When you can't say what you mean, stop talking.
Remember how Ben Bernanke's Federal Reserve was supposed to be all about openness and transparency? Somehow he and his colleagues still gave the markets whiplash by talking about how monetary policy might change in the future. It's certainly useful to have some idea of what the Fed's officials are thinking. But if they're lousy at making their points clearly, what else can they do?
When Bernanke took over as chairman, he emphasized transparency as the keystone of his approach to policy. He took a professorial and explanatory approach in his appearances before Congress, in contrast to the deliberately nebulous pronouncements of Alan Greenspan. He also changed the Fed's disclosure process to share more of its data and publish the minutes of its meetings more quickly. And in January 2012, the Fed committed to holding inflation near 2 percent -- its first-ever numerical target, suggested by Bernanke at his nomination hearing eight years ago.
Never before has the public had such a direct view into the making of monetary policy, in the United States or anywhere else. What we saw hasn't always been pretty. The Fed's governors and regional bank presidents have had some healthy debates about economic trends and ways of dealing with the recent slump. But they've also missed worrying signals of crisis and recession, worried about inflation that never arrived, and changed their minds several times about the use of their monetary tools.
More recently, their frank approach to communication has caused disruption in global financial markets and the economy. On June 19, Bernanke gave a press conference in which he seemed to hint that the Fed would stop buying assets in financial markets, putting an end to its "credit easing" strategy, and markets everywhere tumbled. But within a week, other Fed officials were pouring cold water on the notion that the policy would change anytime soon, or at least before the economy appeared much stronger. It took weeks, however, before the genie was back in the bottle and the markets were calm.
The media has had a field day with all of this, of course, raising questions about the overall value of the new transparency. Confidence in the Fed, whose officials already suffer regular attacks from Republicans in Congress, may be eroding; seeing the inside of the sausage factory doesn't necessarily make the end product more appetizing. On the other hand, the public is now getting information about the economy sooner than it did before.
In fact, the true value of transparency may be in knowing a bit more about how the Fed governors do their job: what data they follow, what they think is important, what triggers would lead to what decisions.
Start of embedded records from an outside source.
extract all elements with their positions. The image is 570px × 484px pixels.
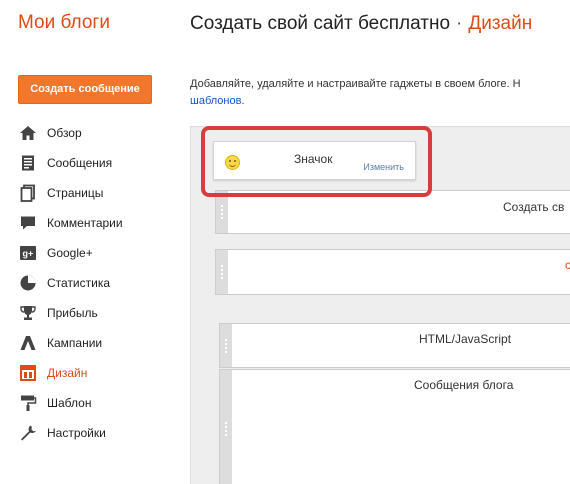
blog-posts-gadget[interactable] bbox=[219, 369, 570, 484]
svg-text:g+: g+ bbox=[23, 249, 34, 259]
create-post-button[interactable]: Создать сообщение bbox=[18, 75, 152, 104]
sidebar-item-label: Настройки bbox=[47, 426, 106, 440]
description-text: Добавляйте, удаляйте и настраивайте гадж… bbox=[190, 78, 521, 90]
sidebar-item-settings[interactable]: Настройки bbox=[18, 418, 123, 448]
drag-handle[interactable] bbox=[216, 250, 228, 294]
sidebar-item-label: Статистика bbox=[47, 276, 111, 290]
sidebar-item-label: Обзор bbox=[47, 126, 82, 140]
sidebar-item-template[interactable]: Шаблон bbox=[18, 388, 123, 418]
sidebar-item-label: Дизайн bbox=[47, 366, 88, 380]
sidebar-item-campaigns[interactable]: Кампании bbox=[18, 328, 123, 358]
description-end: . bbox=[241, 95, 245, 107]
google-plus-icon: g+ bbox=[18, 243, 38, 263]
my-blogs-link[interactable]: Мои блоги bbox=[18, 12, 110, 34]
drag-handle[interactable] bbox=[216, 191, 228, 233]
blog-posts-label: Сообщения блога bbox=[414, 378, 514, 392]
layout-description: Добавляйте, удаляйте и настраивайте гадж… bbox=[190, 76, 570, 110]
sidebar-item-label: Google+ bbox=[47, 246, 93, 260]
sidebar-item-label: Сообщения bbox=[47, 156, 113, 170]
sidebar-item-label: Кампании bbox=[47, 336, 103, 350]
html-javascript-label: HTML/JavaScript bbox=[419, 332, 512, 346]
html-javascript-gadget[interactable] bbox=[219, 323, 570, 368]
drag-handle[interactable] bbox=[220, 370, 232, 484]
page-title: Создать свой сайт бесплатно · Дизайн bbox=[190, 13, 532, 35]
campaign-icon bbox=[18, 333, 38, 353]
stats-icon bbox=[18, 273, 38, 293]
home-icon bbox=[18, 123, 38, 143]
comment-icon bbox=[18, 213, 38, 233]
sidebar-item-label: Прибыль bbox=[47, 306, 98, 320]
trophy-icon bbox=[18, 303, 38, 323]
section-title: Дизайн bbox=[468, 13, 533, 34]
posts-icon bbox=[18, 153, 38, 173]
sidebar-item-label: Комментарии bbox=[47, 216, 123, 230]
drag-handle[interactable] bbox=[220, 324, 232, 367]
templates-link[interactable]: шаблонов bbox=[190, 95, 241, 107]
paint-roller-icon bbox=[18, 393, 38, 413]
sidebar-item-comments[interactable]: Комментарии bbox=[18, 208, 123, 238]
wrench-icon bbox=[18, 423, 38, 443]
blog-title: Создать свой сайт бесплатно bbox=[190, 13, 451, 34]
pages-icon bbox=[18, 183, 38, 203]
sidebar-item-label: Страницы bbox=[47, 186, 104, 200]
sidebar-item-earnings[interactable]: Прибыль bbox=[18, 298, 123, 328]
sidebar-item-pages[interactable]: Страницы bbox=[18, 178, 123, 208]
crosscolumn-gadget[interactable] bbox=[215, 249, 570, 295]
sidebar-item-design[interactable]: Дизайн bbox=[18, 358, 123, 388]
layout-icon bbox=[18, 363, 38, 383]
sidebar-nav: Обзор Сообщения Страницы Комментарии g+ … bbox=[18, 118, 123, 448]
header-gadget-label: Создать св bbox=[503, 200, 565, 214]
sidebar-item-google-plus[interactable]: g+ Google+ bbox=[18, 238, 123, 268]
sidebar-item-label: Шаблон bbox=[47, 396, 92, 410]
sidebar-item-overview[interactable]: Обзор bbox=[18, 118, 123, 148]
highlight-frame bbox=[201, 126, 432, 197]
crosscolumn-gadget-label: с bbox=[565, 258, 570, 272]
title-separator: · bbox=[456, 13, 463, 34]
sidebar-item-posts[interactable]: Сообщения bbox=[18, 148, 123, 178]
sidebar-item-stats[interactable]: Статистика bbox=[18, 268, 123, 298]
This information allows economists, investors, and anyone else to critique the Fed's thinking. If the governors are missing something, the public can try to let them know.
Yet there's still the problem of people misunderstanding the Fed, particularly when it talks about the future.
Bernanke's attempt to describe the coming direction of American monetary policy actually misled millions of people, making it just as bad, if not worse, than Greenspan's riddles. The day before his speech, the interest rate on the 10-year Treasury was 2.2 percent; a week later, it was 2.6 percent, even though the Fed's officials tried to reassure investors that they would continue to inject credit into the markets. There's less risk of this happening when the Fed discloses the minutes of its meetings or tries to explain past and current policy; in these cases, the connections between words and deeds are clearer.
If the Fed wants to telegraph its plans -- and recent evidence suggests it does, to avoid causing disruptions and volatility in the markets -- there are better ways. One possibility is to automate policy by setting plans of action for a series of circumstances -- saying that when X happens, the Fed will do Y. For example, Narayana Kocherlakota, president of the Minneapolis Fed, suggested last year that the Fed keep short-term interest rates low until the unemployment rate fell to 5.5 percent, unless inflation began to rise.
Another option is simply to eliminate opportunities to change policy. The Fed's Federal Open Market Committee, which makes decisions on interest rates, is required by law to meet four times a year. Lately, its practice has been to meet eight times a year, plus the occasional emergency meeting. What better way to signal that a policy will remain in place, barring anything urgent, than to cancel the committee's meetings for a few months?
A third alternative that could work in conjunction with (or instead of) either of the first two would be to attach some kind of consequences to a failure to carry out stated policy. In other words, a Fed chair could promise to resign if the Fed did not keep the target for short-term interest rates fixed for the next nine months, or did not adhere to a rule like the one Kocherlakota proposed. This threat might not be credible, though, if a resignation would disrupt markets even more than changing policy.
All of these mechanisms are designed to help the Fed commit itself to policy in the future. In each case, the policy needs to be specified in a way that's clear and verifiable; the commitment is no good if no one can tell if the Fed followed through. Bernanke is an expert economist who is undoubtedly well aware of how such mechanisms are structured. He has six more months to save the Fed from mistakes like the one he made.